French onion soup covered in a thick layer of gruyere

French onion soup covered in a thick gooey layer of gruyere

Jess ordered the salade de bettrave, which was beet salad with chopped endives and manchego. She asked the waiter if they would substitute goat cheese for the manchego, and he easily acquiesced. The resulting salad was a mix of complementary flavors, textures and colors, with the sweetness of the soft red roasted beets, the tanginess and creaminess of the white goat cheese, and the bitter crunchiness of the yellow endive leaves. We all ended up stealing bites from Jess’ plate and loved every bit of it.

For my main course, I chose the steak frites, which came with a choice of béarnaise sauce or au poivre sauce. I selected au poivre and was disappointed with the watery and greasy sauce that I received in a ramekin with my steak and fries. The sauce had no discernable peppercorn flavor to it. Fortunately the steak was fabulous, a thick and meaty piece that was cooked rare per my request. It was actually almost black and blue, with a dark, flavorful crust on the outside and still pink and bleeding in the middle. Just how I like it! The steak had a good amount of flavor and just needed an additional sprinkling of salt to boost it up.

Perfectly cooked steak with a nicely formed outer crust, but disappointing au poivre sauce on the side

Perfectly cooked steak with a nicely formed outer crust, but disappointing au poivre sauce on the side

The fries were freshly cut and nicely fried so that they were hot and crispy on the outside and soft and potato-y on the inside. It came in a separate cone that I didn’t mind sharing with everyone else.

Freshly cut and fried french fries

Freshly cut and fried french fries

Jess had the coquilles St. Jacques, which were seared sea scallops on top of wild mushroom risotto with manchego and cranberry reduction. Neither she nor I have ever tried coquilles St. Jacques before, but Alice said they were not what she knows of as coquilles St. Jacques. The scallops were cooked well but the risotto was slightly gummy, and the manchego appeared to have been melted on top of the risotto, which was kind of weird. Jess ended up scraping that off to the side and focused mainly on eating the scallops.

For her entrée, Alice had the poulet roti, which was roasted chicken with garlic mashed potatoes and sautéed spinach. The chicken was cooked perfectly and had surprisingly crispy skin. The mashed potatoes were nicely garlicky and the spinach wasn’t bitter. It was a simple dish but very well prepared.

Of course with this being a girls’ night, we couldn’t pass up on dessert. First up was an apple tart that had a nice thin layer of apple filling and creamy vanilla ice cream, but the crust was an absolute disaster. It appeared to be made of a piece of flattened puff pastry, so that the layers of the pastry dough were stuck together in a tough and unwieldy way. We couldn’t cut through the crust with the side of our forks, and even when we busted out a knife it was still extremely hard to get through. After a few attempts that ended up rattling the plate and the table, we sadly had to give up on most of the tart.

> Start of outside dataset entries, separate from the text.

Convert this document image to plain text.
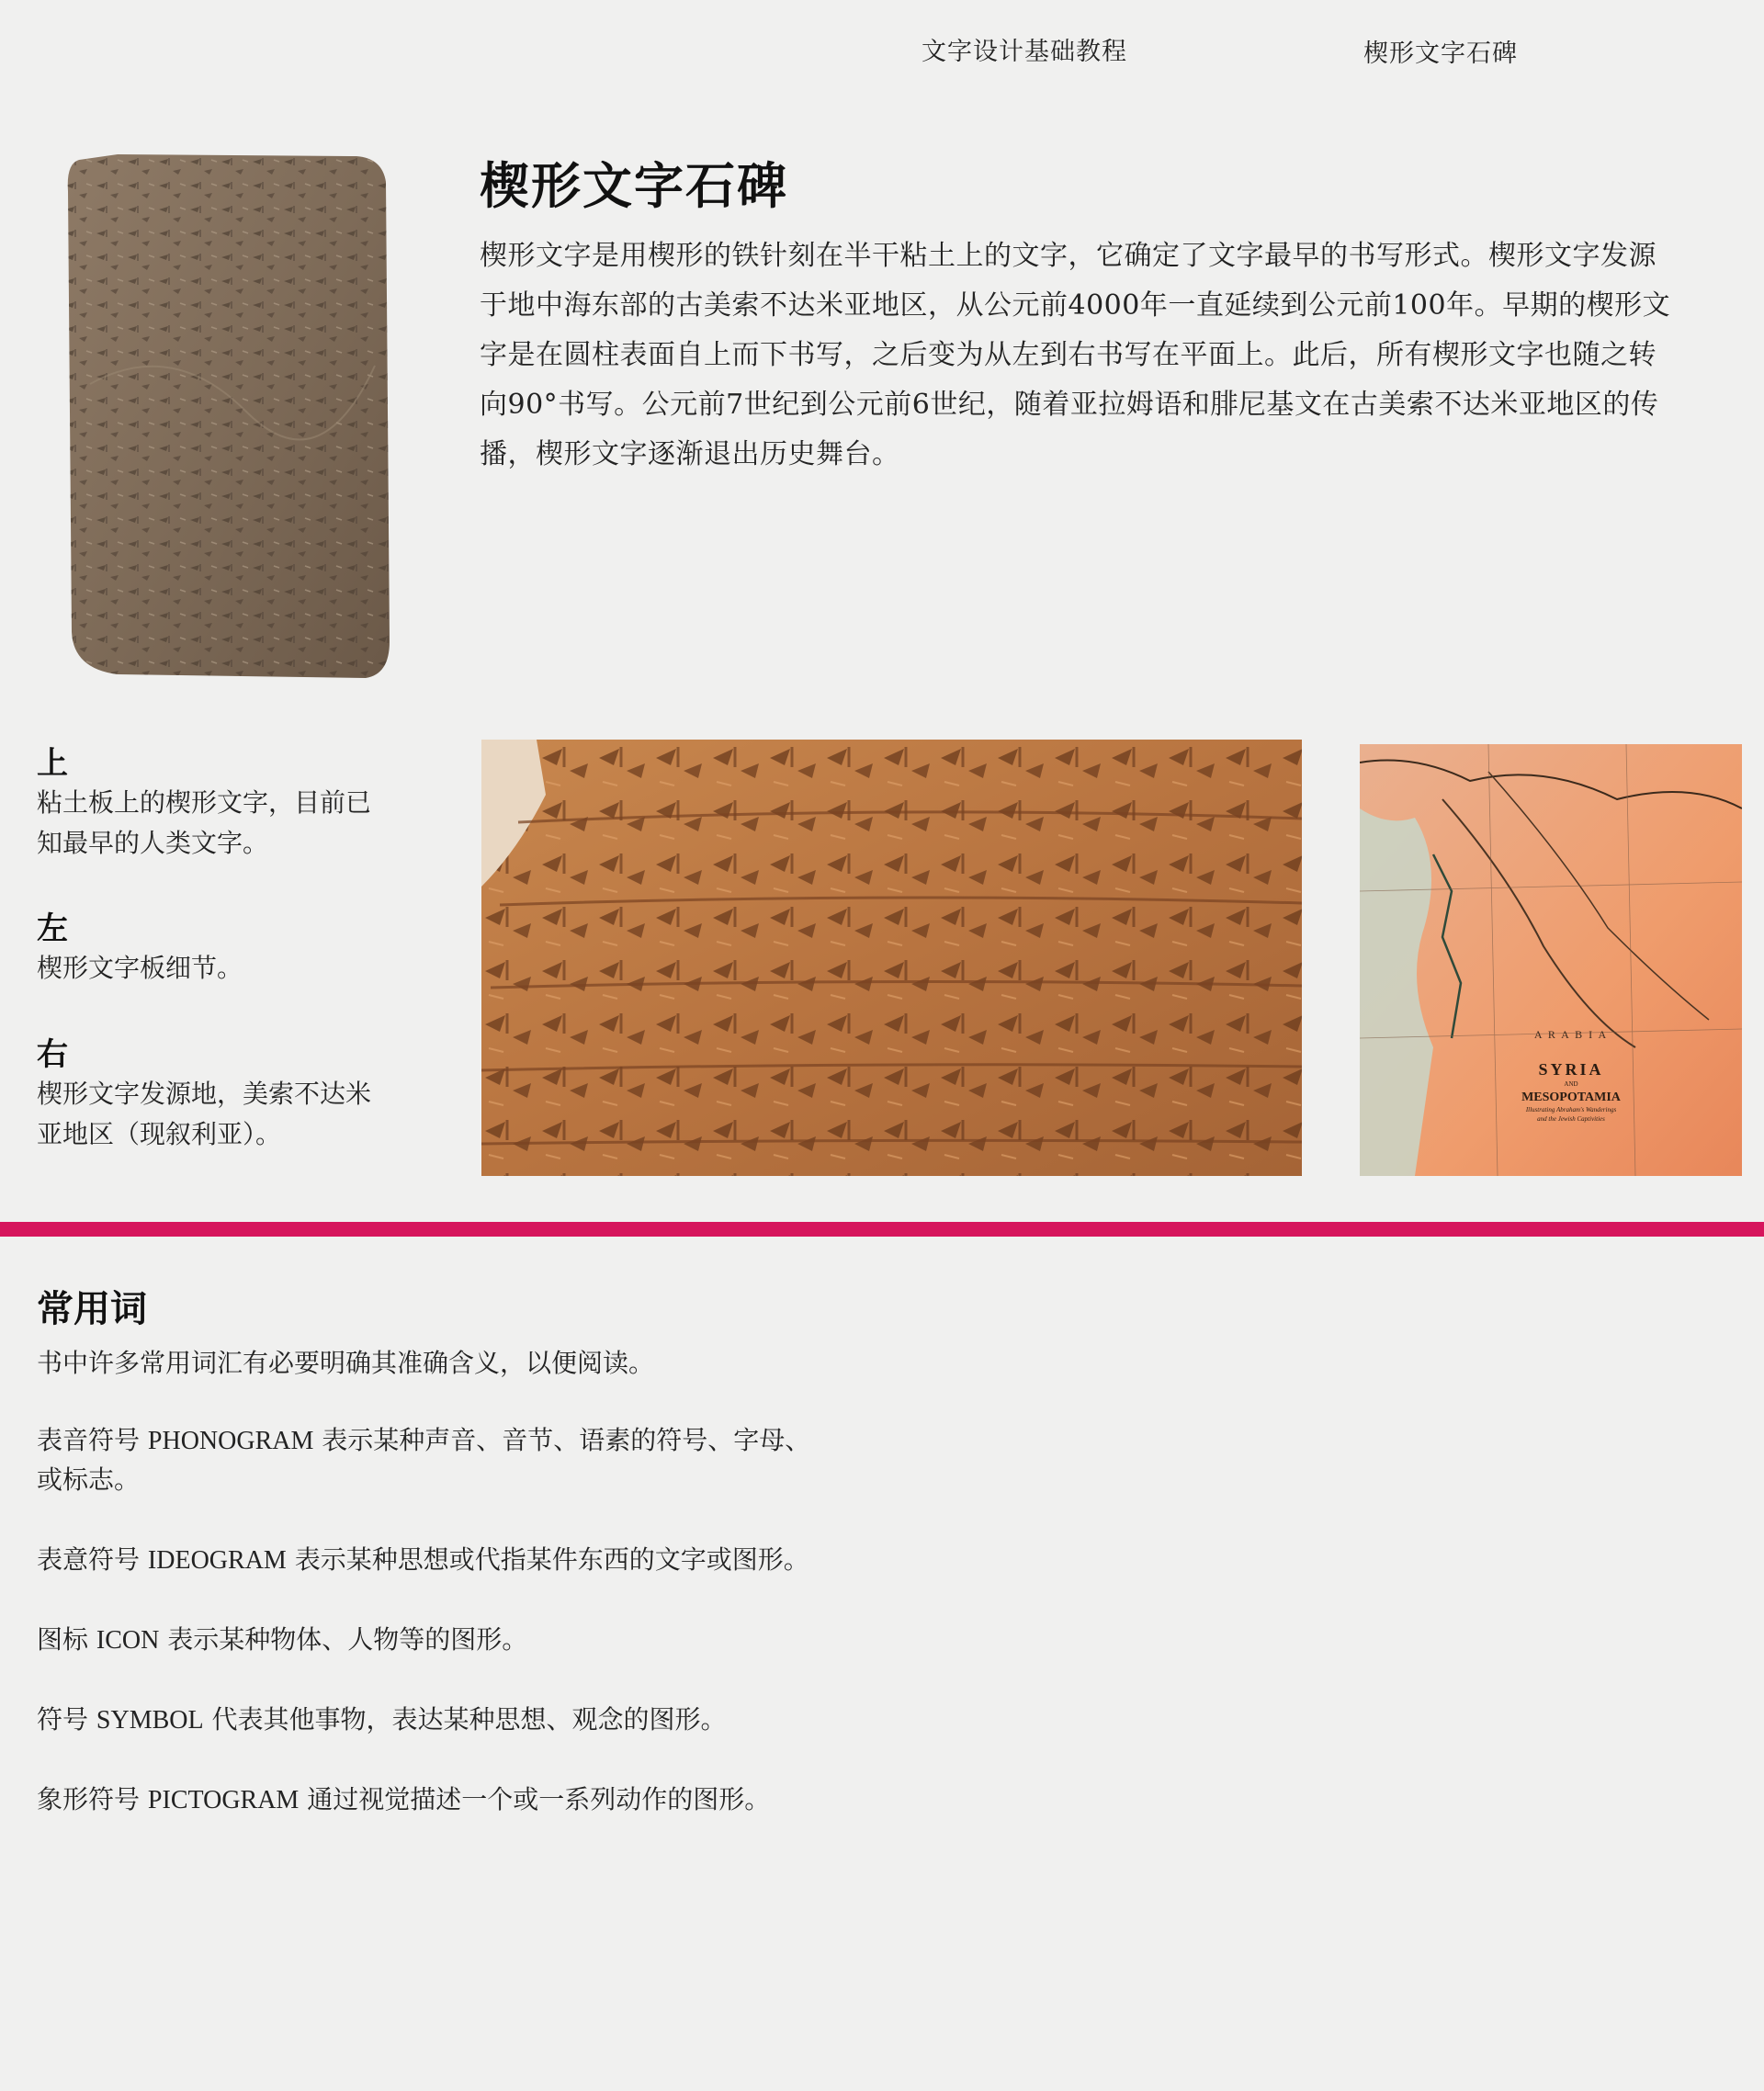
文字设计基础教程	楔形文字石碑
楔形文字石碑
楔形文字是用楔形的铁针刻在半干粘土上的文字，它确定了文字最早的书写形式。楔形文字发源
于地中海东部的古美索不达米亚地区，从公元前4000年一直延续到公元前100年。早期的楔形文
字是在圆柱表面自上而下书写，之后变为从左到右书写在平面上。此后，所有楔形文字也随之转
向90°书写。公元前7世纪到公元前6世纪，随着亚拉姆语和腓尼基文在古美索不达米亚地区的传
播，楔形文字逐渐退出历史舞台。
上

粘土板上的楔形文字，目前已
知最早的人类文字。

左

楔形文字板细节。

右

楔形文字发源地，美索不达米
亚地区（现叙利亚）。

A R A B I A
SYRIA
AND
MESOPOTAMIA
Illustrating Abraham's Wanderings
and the Jewish Captivities
常用词
书中许多常用词汇有必要明确其准确含义，以便阅读。

表音符号 PHONOGRAM 表示某种声音、音节、语素的符号、字母、
或标志。

表意符号 IDEOGRAM 表示某种思想或代指某件东西的文字或图形。

图标 ICON 表示某种物体、人物等的图形。

符号 SYMBOL 代表其他事物，表达某种思想、观念的图形。

象形符号 PICTOGRAM 通过视觉描述一个或一系列动作的图形。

Beautiful apple tart but with a terrible, hard-to-eat crust

Beautiful apple tart but with a terrible, hard-to-eat crust

Our second dessert, the crème brulee, had an evenly browned crackly sugar crust on top but the custard itself wasn’t properly cooled before it was served and as a result it was too warm and liquid-y. Even though it had a nice vanilla flavor, the dessert lost all the silkiness and lusciousness of a properly prepared crème brulee.

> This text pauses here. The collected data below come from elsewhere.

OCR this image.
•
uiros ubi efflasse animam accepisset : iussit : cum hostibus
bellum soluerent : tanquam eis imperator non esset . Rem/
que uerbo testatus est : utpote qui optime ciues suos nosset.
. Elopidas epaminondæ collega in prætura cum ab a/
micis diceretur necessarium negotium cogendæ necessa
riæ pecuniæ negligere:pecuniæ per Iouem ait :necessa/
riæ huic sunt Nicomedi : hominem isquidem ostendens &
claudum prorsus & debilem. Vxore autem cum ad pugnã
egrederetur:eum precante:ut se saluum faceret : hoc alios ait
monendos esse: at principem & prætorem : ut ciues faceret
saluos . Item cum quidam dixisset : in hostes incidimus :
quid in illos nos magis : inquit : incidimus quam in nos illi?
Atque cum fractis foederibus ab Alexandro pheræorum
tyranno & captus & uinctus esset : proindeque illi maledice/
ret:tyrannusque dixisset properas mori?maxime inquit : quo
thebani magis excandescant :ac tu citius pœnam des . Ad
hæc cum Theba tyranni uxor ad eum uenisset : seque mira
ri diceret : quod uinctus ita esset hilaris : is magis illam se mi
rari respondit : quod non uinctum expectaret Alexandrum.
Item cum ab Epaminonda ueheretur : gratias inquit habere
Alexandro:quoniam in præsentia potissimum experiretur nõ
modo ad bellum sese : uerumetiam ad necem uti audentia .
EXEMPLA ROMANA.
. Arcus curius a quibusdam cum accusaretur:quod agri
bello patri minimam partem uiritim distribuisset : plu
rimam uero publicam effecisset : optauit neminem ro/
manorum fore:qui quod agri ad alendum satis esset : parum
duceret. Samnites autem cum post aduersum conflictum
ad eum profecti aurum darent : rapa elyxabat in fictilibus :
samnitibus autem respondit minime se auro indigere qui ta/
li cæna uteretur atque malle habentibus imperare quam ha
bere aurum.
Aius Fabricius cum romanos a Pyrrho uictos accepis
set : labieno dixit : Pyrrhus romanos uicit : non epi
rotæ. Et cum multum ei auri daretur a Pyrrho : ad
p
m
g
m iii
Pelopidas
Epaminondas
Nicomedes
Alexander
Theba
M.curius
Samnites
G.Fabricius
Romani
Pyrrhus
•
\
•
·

Creme brulee with an evenly browned sugary crust but a too warm and liquidy interior

Creme brulee with an evenly browned sugary crust but a too warm and liquidy interior

For the most part, we enjoyed our girls’ night meal at Jacques Brasserie. The meal got off to a good start with delicious French baguettes and continued from there. Although desserts weren’t quite up to par, pretty much everything else we had was tasty and well prepared. Service was fine, and the restaurant has a laid back atmosphere that allowed us to have nice conversation. It is a bit on the pricey side though, so it’s not somewhere we would go very often. It looks like the brunch menu is pretty reasonable though, which I might have to check out next time. But overall it was good company and good food – what more can you ask for?

Jacques Brasserie
204 East 85th St. between 2nd and 3rd Ave.
New York, NY


Friday, December 4th, 2009 by virginia


For Josh’s sister’s birthday, his parents got us all tickets to see A Steady Rain on Broadway, starring Hugh Jackman and Daniel Craig. Before the show we had a lovely meal at Gaby, a restaurant attached to the Sofitel Hotel.

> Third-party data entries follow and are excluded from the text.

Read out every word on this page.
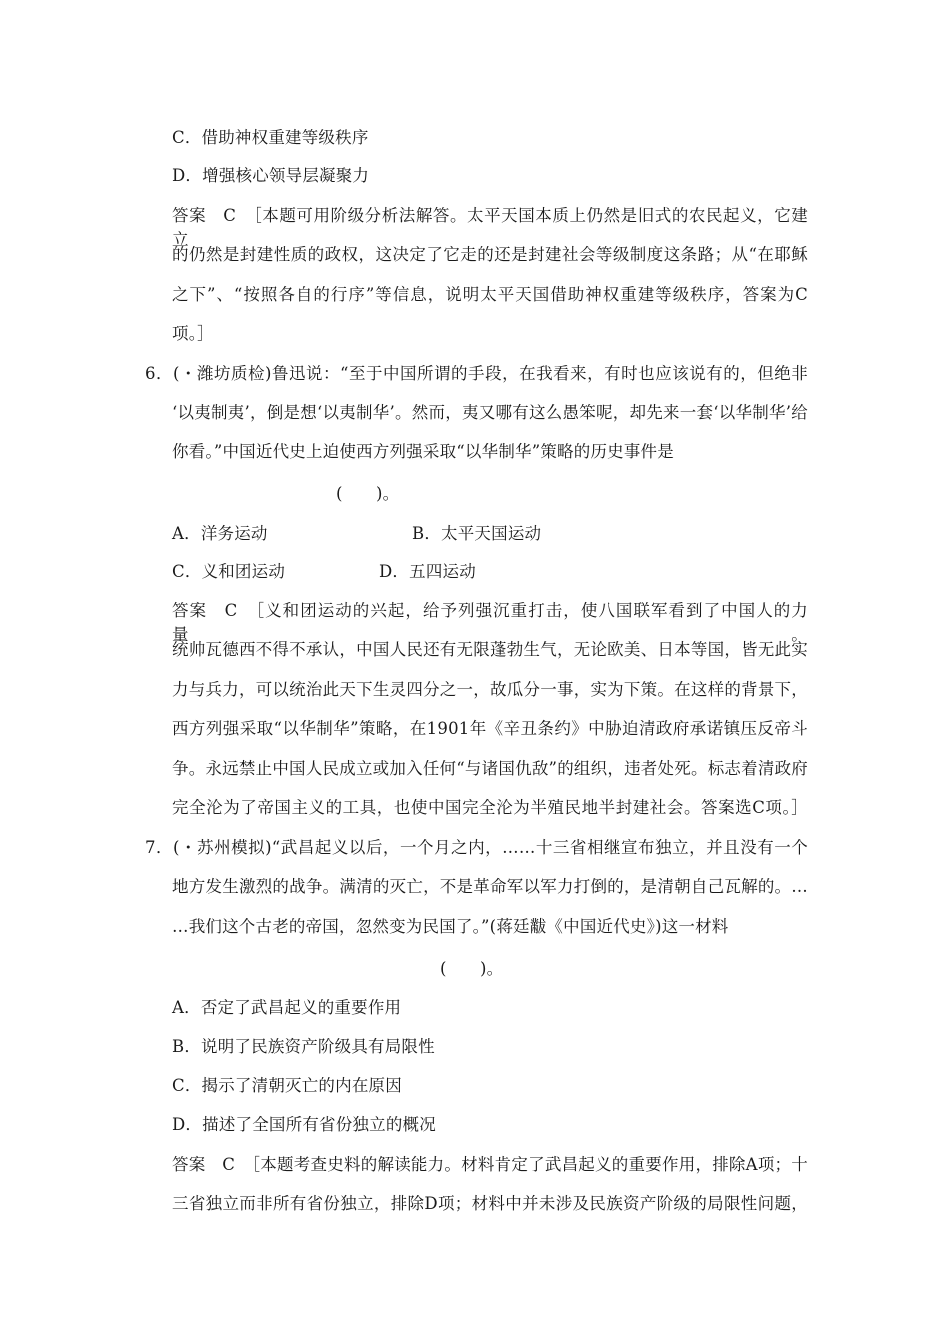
C．借助神权重建等级秩序
D．增强核心领导层凝聚力
答案　C　［本题可用阶级分析法解答。太平天国本质上仍然是旧式的农民起义，它建立
的仍然是封建性质的政权，这决定了它走的还是封建社会等级制度这条路；从“在耶稣
之下”、“按照各自的行序”等信息，说明太平天国借助神权重建等级秩序，答案为C
项。］
6．(・潍坊质检)鲁迅说：“至于中国所谓的手段，在我看来，有时也应该说有的，但绝非
‘以夷制夷’，倒是想‘以夷制华’。然而，夷又哪有这么愚笨呢，却先来一套‘以华制华’给
你看。”中国近代史上迫使西方列强采取“以华制华”策略的历史事件是
(　　)。
A．洋务运动	B．太平天国运动
C．义和团运动	D．五四运动
答案　C　［义和团运动的兴起，给予列强沉重打击，使八国联军看到了中国人的力量。
统帅瓦德西不得不承认，中国人民还有无限蓬勃生气，无论欧美、日本等国，皆无此实
力与兵力，可以统治此天下生灵四分之一，故瓜分一事，实为下策。在这样的背景下，
西方列强采取“以华制华”策略，在1901年《辛丑条约》中胁迫清政府承诺镇压反帝斗
争。永远禁止中国人民成立或加入任何“与诸国仇敌”的组织，违者处死。标志着清政府
完全沦为了帝国主义的工具，也使中国完全沦为半殖民地半封建社会。答案选C项。］
7．(・苏州模拟)“武昌起义以后，一个月之内，……十三省相继宣布独立，并且没有一个
地方发生激烈的战争。满清的灭亡，不是革命军以军力打倒的，是清朝自己瓦解的。…
…我们这个古老的帝国，忽然变为民国了。”(蒋廷黻《中国近代史》)这一材料
(　　)。
A．否定了武昌起义的重要作用
B．说明了民族资产阶级具有局限性
C．揭示了清朝灭亡的内在原因
D．描述了全国所有省份独立的概况
答案　C　［本题考查史料的解读能力。材料肯定了武昌起义的重要作用，排除A项；十
三省独立而非所有省份独立，排除D项；材料中并未涉及民族资产阶级的局限性问题，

The décor of the restaurant is modern and upscale, with tall ceilings and colorful upholstery. We were seated at a long table near the front, next to the window looking out onto 45th St. They graciously seated us before the entire party arrived, and we started off with some drinks and some delicious baguettes with rich butter and a black olive tapenade.

Butter and a tasty black olive tapanade

Butter and a tasty black olive tapenade

The baguettes weren’t as crispy out the outside as I would have liked but they had good flavor and a nice chewy texture to them.

Delicious carbs

Delicious carbs

For my appetizer, I selected the burgundy snails cooked in garlic butter and served with toasted brioche. The snails were large and tender, not rubbery. They were served in a cast iron pan that kept them wonderfully hot, and I sopped up the garlicky butter with the pieces of toast.

Garlicky snails with brioche toast

Garlicky snails with brioche toast

Josh had the lobster bisque, which was unlike any lobster bisque that I’ve tasted before. It was not too heavy on the cream, and it had some spices in it that made the soup taste more like a pumpkin bisque than lobster. It was surprisingly light, not too rich, with interesting and complex flavor.

Unusual lobster bisque

Unusual lobster bisque

For my main course, I kept it simple and classic with Gaby’s version of steak frites. The steak was grilled Black Angus hanger steak with caramelized shallots. The steak was nicely pink on the inside and not tough or chewy at all. The French fries were thin and crispy with a healthy sprinkling of salt. It was an ample portion of fries so I didn’t mind sharing a few with the rest of the table. There was also a mesclun salad on the plate with a nice light vinaigrette that helped cut through the richness and the fatiness of all the steak and fries.

Hanger steak covered in carmelized onions, fries, and salad

Hanger steak covered in caramelized shallots, fries, and salad

Josh went with the duck leg confit with sautéed fingerling potatoes, mushrooms, and frisee. The duck was tender and appropriately gamey in flavor. While I still preferred my steak over the duck, I know Josh enjoyed his dish a lot.

Duck confit with fingerling potatoes and frisee

Duck confit with fingerling potatoes, mushrooms, and frisee

We didn’t have enough time before the show to have dessert but I thought the meal at Gaby was quite delightful. The items we chose were from the “a la Francaise” sections of the menu, which meant they were classically French in preparation. However, there are several other options that are more continental and adventurous in flavors. The restaurant is quite pricey though, with appetizers ranging from the mid to upper teens and entrees are mostly above $25. It’s a good place if you’re looking for a nice upscale pre-theater dinner, as the service is efficient and attentive. A Steady Rain ended up being a great show as well, though they did remind us almost a dozen times before the curtain to turn off our cell phones!

44 West 45th St. between 5th and 6th Ave.